How do couples agree on the last rest?

by time news

You ask, our man for love answers. This time: How can a couple prepare for the end of life and the time after?

Together even after death, but how?Albrecht Weißer/imago

Helga, 82: Dear Mr. Lenné, my husband and I are at an age when we are forced to think about death on a regular basis – even if we are both still quite fit at the moment. But that is precisely why I would like to clarify an important question now, namely where we want to find our final resting place at some point. I don’t like the idea of ​​coffins and cemeteries, I would like to be cremated and scattered, back to the atmosphere from which we came before our lives. My husband wants us to be buried next to each other in graves. There is probably no compromise. What would you advise us?

Dear Helga, that’s a question that also seems to be rooted in the spiritual and religious. It’s about wanting to be connected forever. This seems to magically spread beyond the visible and tangible realm of life. However, whether we can still perceive something “over there” is more of a question of faith. I like to think for myself that there is a kind of big marquee where I meet everyone who is important to me and where we can discuss and celebrate everything that is still open. However, what will happen to us afterwards, when this party is over, remains in the dark for me. Every religion has its own answer. But as I said, it remains a belief – it does not become knowledge. Maybe someday it’s good with everything?

How do you want to stay connected after death?
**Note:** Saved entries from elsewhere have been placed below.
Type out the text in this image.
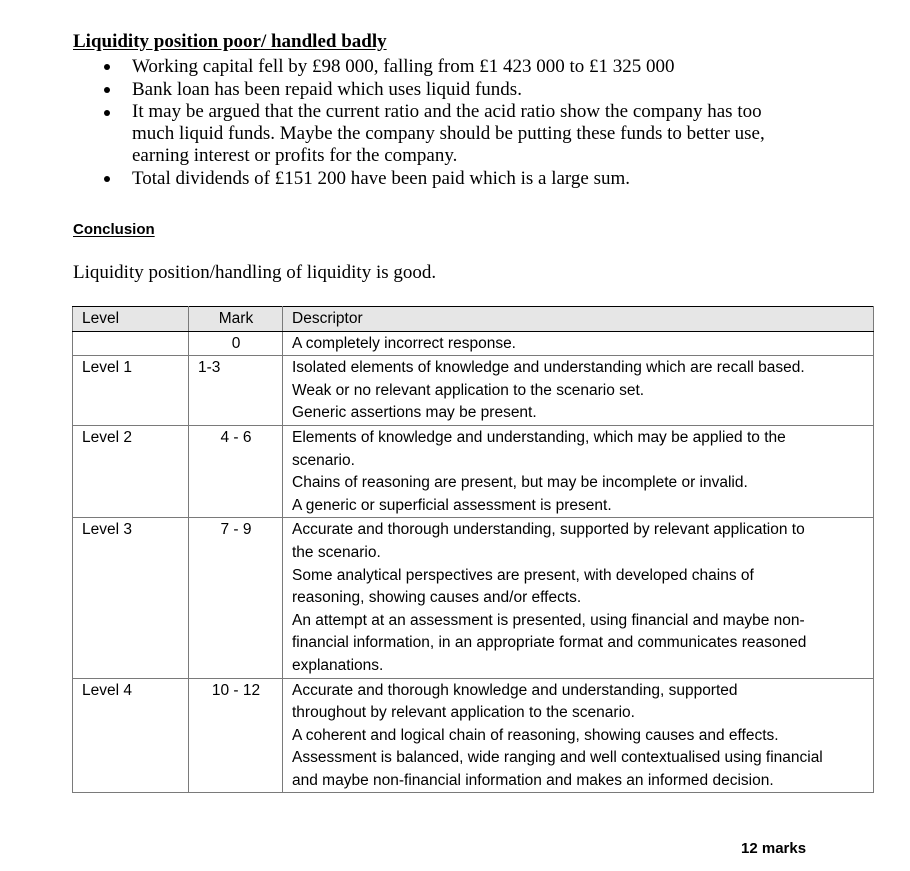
Liquidity position poor/ handled badly
Working capital fell by £98 000, falling from £1 423 000 to £1 325 000
Bank loan has been repaid which uses liquid funds.
It may be argued that the current ratio and the acid ratio show the company has too
much liquid funds. Maybe the company should be putting these funds to better use,
earning interest or profits for the company.
Total dividends of £151 200 have been paid which is a large sum.
Conclusion

Liquidity position/handling of liquidity is good.

Level	Mark	Descriptor
	0	A completely incorrect response.

Level 1	1-3	Isolated elements of knowledge and understanding which are recall based.
Weak or no relevant application to the scenario set.
Generic assertions may be present.

Level 2	4 - 6	Elements of knowledge and understanding, which may be applied to the
scenario.
Chains of reasoning are present, but may be incomplete or invalid.
A generic or superficial assessment is present.

Level 3	7 - 9	Accurate and thorough understanding, supported by relevant application to
the scenario.
Some analytical perspectives are present, with developed chains of
reasoning, showing causes and/or effects.
An attempt at an assessment is presented, using financial and maybe non-
financial information, in an appropriate format and communicates reasoned
explanations.

Level 4	10 - 12	Accurate and thorough knowledge and understanding, supported
throughout by relevant application to the scenario.
A coherent and logical chain of reasoning, showing causes and effects.
Assessment is balanced, wide ranging and well contextualised using financial
and maybe non-financial information and makes an informed decision.

12 marks
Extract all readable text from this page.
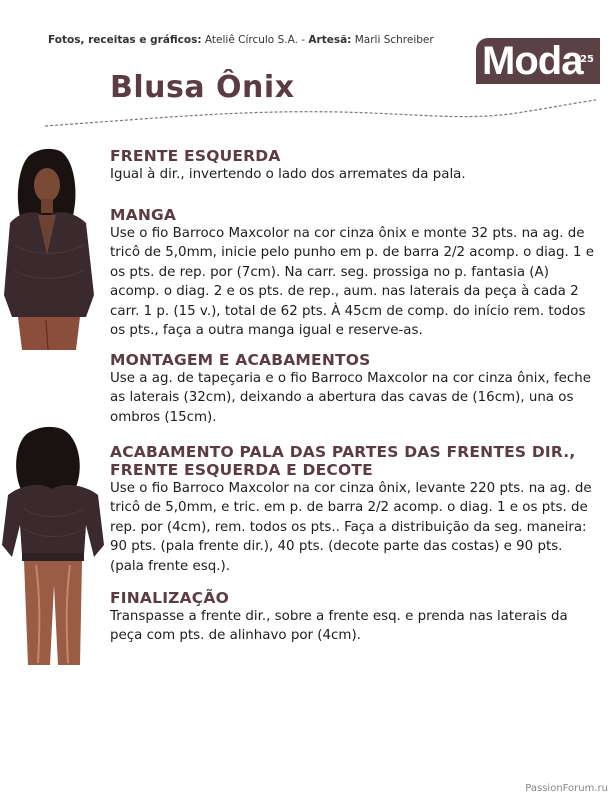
Fotos, receitas e gráficos: Ateliê Círculo S.A. - Artesã: Marli Schreiber Moda
25
Blusa Ônix
FRENTE ESQUERDA

Igual à dir., invertendo o lado dos arremates da pala.

MANGA

Use o fio Barroco Maxcolor na cor cinza ônix e monte 32 pts. na ag. de tricô de 5,0mm, inicie pelo punho em p. de barra 2/2 acomp. o diag. 1 e os pts. de rep. por (7cm). Na carr. seg. prossiga no p. fantasia (A) acomp. o diag. 2 e os pts. de rep., aum. nas laterais da peça à cada 2 carr. 1 p. (15 v.), total de 62 pts. À 45cm de comp. do início rem. todos os pts., faça a outra manga igual e reserve-as.

MONTAGEM E ACABAMENTOS

Use a ag. de tapeçaria e o fio Barroco Maxcolor na cor cinza ônix, feche as laterais (32cm), deixando a abertura das cavas de (16cm), una os ombros (15cm).

ACABAMENTO PALA DAS PARTES DAS FRENTES DIR., FRENTE ESQUERDA E DECOTE

Use o fio Barroco Maxcolor na cor cinza ônix, levante 220 pts. na ag. de tricô de 5,0mm, e tric. em p. de barra 2/2 acomp. o diag. 1 e os pts. de rep. por (4cm), rem. todos os pts.. Faça a distribuição da seg. maneira: 90 pts. (pala frente dir.), 40 pts. (decote parte das costas) e 90 pts. (pala frente esq.).

FINALIZAÇÃO

Transpasse a frente dir., sobre a frente esq. e prenda nas laterais da peça com pts. de alinhavo por (4cm).

PassionForum.ru
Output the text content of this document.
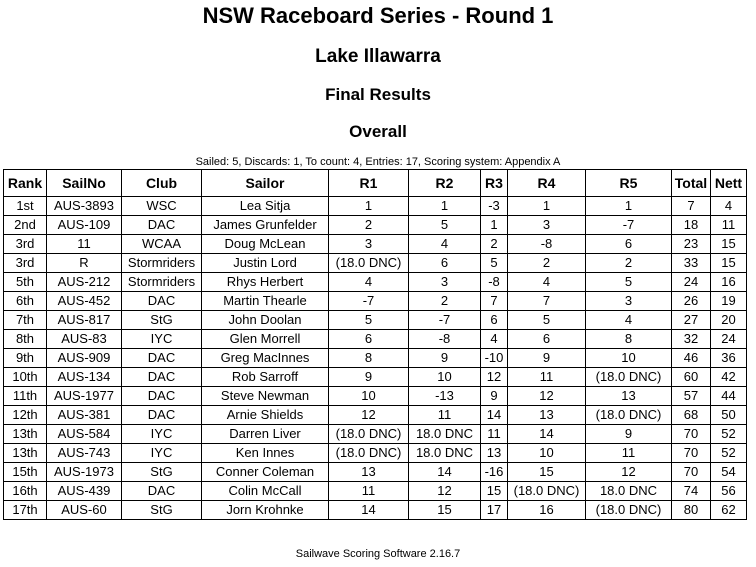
NSW Raceboard Series - Round 1
Lake Illawarra
Final Results
Overall
Sailed: 5, Discards: 1, To count: 4, Entries: 17, Scoring system: Appendix A
Rank	SailNo	Club	Sailor	R1	R2	R3	R4	R5	Total	Nett
1st	AUS-3893	WSC	Lea Sitja	1	1	-3	1	1	7	4
2nd	AUS-109	DAC	James Grunfelder	2	5	1	3	-7	18	11
3rd	11	WCAA	Doug McLean	3	4	2	-8	6	23	15
3rd	R	Stormriders	Justin Lord	(18.0 DNC)	6	5	2	2	33	15
5th	AUS-212	Stormriders	Rhys Herbert	4	3	-8	4	5	24	16
6th	AUS-452	DAC	Martin Thearle	-7	2	7	7	3	26	19
7th	AUS-817	StG	John Doolan	5	-7	6	5	4	27	20
8th	AUS-83	IYC	Glen Morrell	6	-8	4	6	8	32	24
9th	AUS-909	DAC	Greg MacInnes	8	9	-10	9	10	46	36
10th	AUS-134	DAC	Rob Sarroff	9	10	12	11	(18.0 DNC)	60	42
11th	AUS-1977	DAC	Steve Newman	10	-13	9	12	13	57	44
12th	AUS-381	DAC	Arnie Shields	12	11	14	13	(18.0 DNC)	68	50
13th	AUS-584	IYC	Darren Liver	(18.0 DNC)	18.0 DNC	11	14	9	70	52
13th	AUS-743	IYC	Ken Innes	(18.0 DNC)	18.0 DNC	13	10	11	70	52
15th	AUS-1973	StG	Conner Coleman	13	14	-16	15	12	70	54
16th	AUS-439	DAC	Colin McCall	11	12	15	(18.0 DNC)	18.0 DNC	74	56
17th	AUS-60	StG	Jorn Krohnke	14	15	17	16	(18.0 DNC)	80	62
Sailwave Scoring Software 2.16.7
We raised our children, accompanied our grandchildren. Loved, doubted, helped, sometimes failed. We fought all the small and big battles and with a bit of luck we aged together with our loved ones. Now death is in sight and the old earthly fear of being abandoned and possibly separated forever by the nature of the burial comes to the fore.
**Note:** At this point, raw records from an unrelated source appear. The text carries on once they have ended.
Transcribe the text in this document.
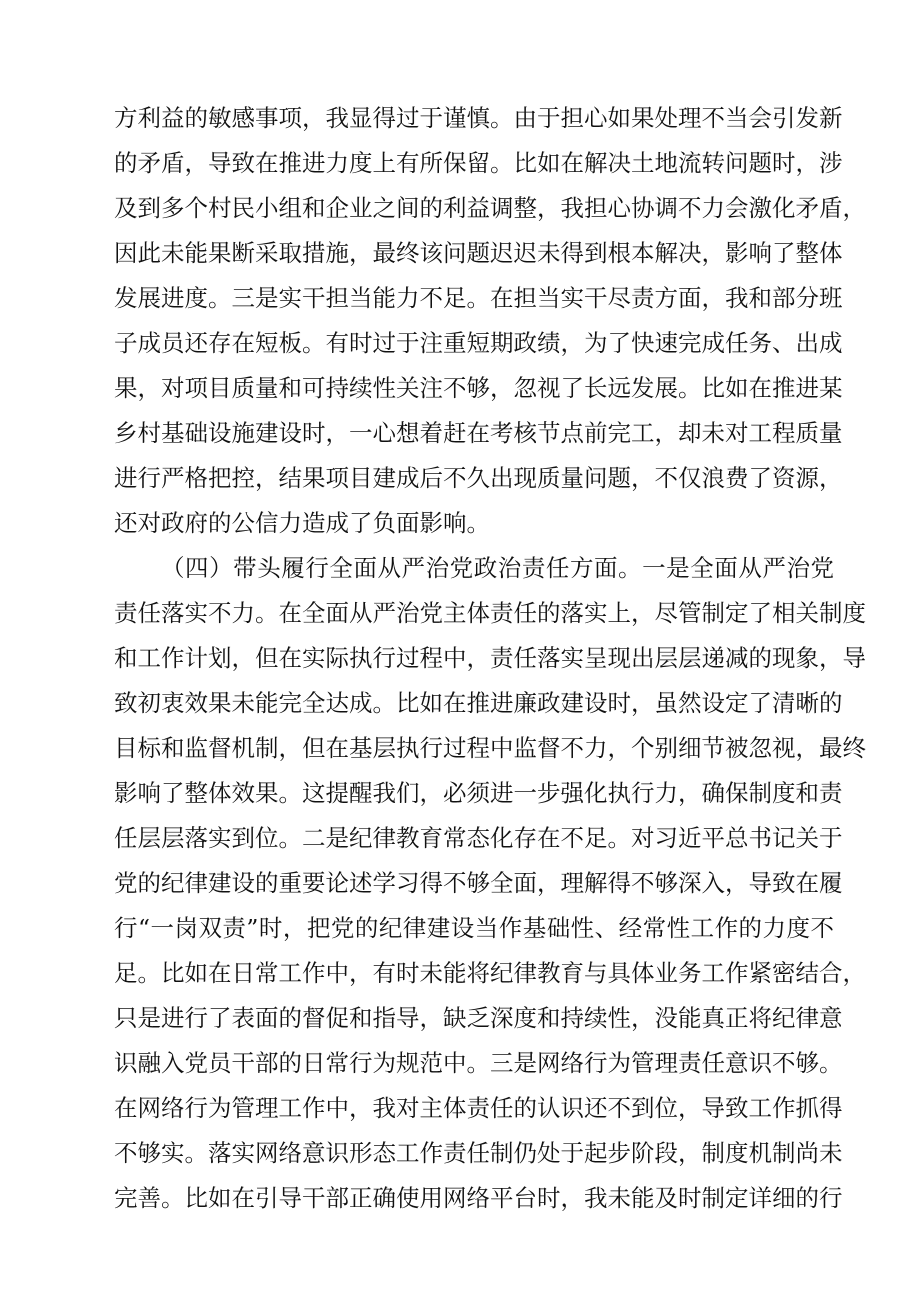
方利益的敏感事项，我显得过于谨慎。由于担心如果处理不当会引发新
的矛盾，导致在推进力度上有所保留。比如在解决土地流转问题时，涉
及到多个村民小组和企业之间的利益调整，我担心协调不力会激化矛盾，
因此未能果断采取措施，最终该问题迟迟未得到根本解决，影响了整体
发展进度。三是实干担当能力不足。在担当实干尽责方面，我和部分班
子成员还存在短板。有时过于注重短期政绩，为了快速完成任务、出成
果，对项目质量和可持续性关注不够，忽视了长远发展。比如在推进某
乡村基础设施建设时，一心想着赶在考核节点前完工，却未对工程质量
进行严格把控，结果项目建成后不久出现质量问题，不仅浪费了资源，
还对政府的公信力造成了负面影响。
（四）带头履行全面从严治党政治责任方面。一是全面从严治党
责任落实不力。在全面从严治党主体责任的落实上，尽管制定了相关制度
和工作计划，但在实际执行过程中，责任落实呈现出层层递减的现象，导
致初衷效果未能完全达成。比如在推进廉政建设时，虽然设定了清晰的
目标和监督机制，但在基层执行过程中监督不力，个别细节被忽视，最终
影响了整体效果。这提醒我们，必须进一步强化执行力，确保制度和责
任层层落实到位。二是纪律教育常态化存在不足。对习近平总书记关于
党的纪律建设的重要论述学习得不够全面，理解得不够深入，导致在履
行“一岗双责”时，把党的纪律建设当作基础性、经常性工作的力度不
足。比如在日常工作中，有时未能将纪律教育与具体业务工作紧密结合，
只是进行了表面的督促和指导，缺乏深度和持续性，没能真正将纪律意
识融入党员干部的日常行为规范中。三是网络行为管理责任意识不够。
在网络行为管理工作中，我对主体责任的认识还不到位，导致工作抓得
不够实。落实网络意识形态工作责任制仍处于起步阶段，制度机制尚未
完善。比如在引导干部正确使用网络平台时，我未能及时制定详细的行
A “final difference” emerges between the two of you. My suggestion is: Talk to each other about “over there”. Maybe you can arrange to visit each other? Talk to each other about your differences. How are you dealing with it so far? Talk about your depth and all the things you’ve experienced together. Everything that connects you in your inevitable otherness and at the same time makes you a single inseparable being. Talk to each other about how you want to stay connected after death.